Maybe the key to a long and healthy life is to simply forget or at least ignore the fact that you are getting older. People need to continually try new things and to keep up their hobbies whether it is growing vegetables, playing badminton or painting.

Sometimes I hear even young people saying things like, “I’d love to play the piano, but I’m just too old to learn.” This is the start of a slippery slope. Once you put limitations on what you can and can’t do, you place restrictions on your life. Age brings wisdom and experience, the active 70-, 80-, 90- and 100-year-olds I have met can see aging as bringing advantages, not just problems.

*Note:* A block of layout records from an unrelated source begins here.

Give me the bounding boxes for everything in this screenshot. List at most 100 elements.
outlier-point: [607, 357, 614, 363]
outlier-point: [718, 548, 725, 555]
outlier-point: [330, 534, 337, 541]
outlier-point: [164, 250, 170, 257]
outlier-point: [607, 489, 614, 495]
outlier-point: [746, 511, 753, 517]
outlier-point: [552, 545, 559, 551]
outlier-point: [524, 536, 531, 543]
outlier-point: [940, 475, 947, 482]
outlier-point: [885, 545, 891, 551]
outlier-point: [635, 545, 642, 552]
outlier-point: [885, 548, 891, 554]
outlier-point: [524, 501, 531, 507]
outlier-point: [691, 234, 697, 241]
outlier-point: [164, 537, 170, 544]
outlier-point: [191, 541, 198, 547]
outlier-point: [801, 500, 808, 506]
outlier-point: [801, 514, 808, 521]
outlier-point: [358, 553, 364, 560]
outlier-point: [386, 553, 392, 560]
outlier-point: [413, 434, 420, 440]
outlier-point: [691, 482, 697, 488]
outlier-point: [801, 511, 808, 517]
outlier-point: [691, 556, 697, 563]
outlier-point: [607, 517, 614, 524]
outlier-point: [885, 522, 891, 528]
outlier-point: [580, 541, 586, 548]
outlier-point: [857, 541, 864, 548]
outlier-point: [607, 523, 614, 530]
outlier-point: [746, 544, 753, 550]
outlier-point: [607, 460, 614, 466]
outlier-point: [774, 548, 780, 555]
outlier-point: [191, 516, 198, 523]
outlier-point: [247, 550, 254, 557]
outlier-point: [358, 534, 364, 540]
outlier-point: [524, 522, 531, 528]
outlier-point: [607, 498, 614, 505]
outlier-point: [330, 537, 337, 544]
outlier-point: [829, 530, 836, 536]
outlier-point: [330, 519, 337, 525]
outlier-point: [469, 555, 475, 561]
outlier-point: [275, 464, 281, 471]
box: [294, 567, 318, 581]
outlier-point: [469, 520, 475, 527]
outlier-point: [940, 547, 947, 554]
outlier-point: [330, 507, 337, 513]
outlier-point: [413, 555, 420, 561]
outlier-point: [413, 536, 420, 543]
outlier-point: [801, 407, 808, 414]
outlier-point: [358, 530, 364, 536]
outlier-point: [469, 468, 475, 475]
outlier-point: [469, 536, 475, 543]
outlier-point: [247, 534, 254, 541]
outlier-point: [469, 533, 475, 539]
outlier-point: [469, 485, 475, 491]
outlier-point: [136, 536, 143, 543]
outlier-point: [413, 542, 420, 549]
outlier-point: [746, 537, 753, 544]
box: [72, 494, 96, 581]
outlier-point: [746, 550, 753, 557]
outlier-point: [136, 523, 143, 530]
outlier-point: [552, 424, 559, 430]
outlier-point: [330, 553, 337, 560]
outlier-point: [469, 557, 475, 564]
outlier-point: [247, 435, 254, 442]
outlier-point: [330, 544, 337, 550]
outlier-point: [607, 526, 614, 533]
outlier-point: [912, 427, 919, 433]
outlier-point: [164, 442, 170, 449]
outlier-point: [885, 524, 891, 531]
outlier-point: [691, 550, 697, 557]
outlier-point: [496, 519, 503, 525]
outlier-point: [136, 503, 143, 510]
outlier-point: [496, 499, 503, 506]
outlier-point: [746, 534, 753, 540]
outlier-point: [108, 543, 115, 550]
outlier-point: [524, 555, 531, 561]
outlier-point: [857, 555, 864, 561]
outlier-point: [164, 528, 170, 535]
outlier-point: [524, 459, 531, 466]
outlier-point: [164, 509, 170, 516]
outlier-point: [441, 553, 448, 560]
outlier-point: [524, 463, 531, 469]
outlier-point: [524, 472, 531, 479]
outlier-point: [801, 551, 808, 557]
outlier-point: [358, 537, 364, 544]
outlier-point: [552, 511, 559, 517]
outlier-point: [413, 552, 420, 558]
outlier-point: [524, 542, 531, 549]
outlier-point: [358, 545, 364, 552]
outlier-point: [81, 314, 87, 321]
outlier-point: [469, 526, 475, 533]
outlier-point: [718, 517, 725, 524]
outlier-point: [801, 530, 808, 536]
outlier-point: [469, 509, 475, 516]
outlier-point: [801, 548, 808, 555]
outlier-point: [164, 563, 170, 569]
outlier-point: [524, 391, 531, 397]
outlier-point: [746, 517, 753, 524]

A few weeks ago, I met a 100-year-old Okinawan lady at a party. She was dancing, singing and clapping her hands to the music. When she eventually sat down for a break, she started a conversation with me. I tried to speak Japanese, and she spoke a little English. After five minutes of talking about our families, hobbies and Okinawa, I told her how good her English was. “No, no,’” she said, “My English is very broken.” She then gave a big smile and squeezed my hand, “Just like your Japanese.”

I had thought that there was no point in me trying to learn any kanji. Most people in Japan started learning them when they were closer to six rather than 26. Now I am going to follow the advice of my “mature” students and just give it my best shot. I’ve already learned 10, only another few thousand to go.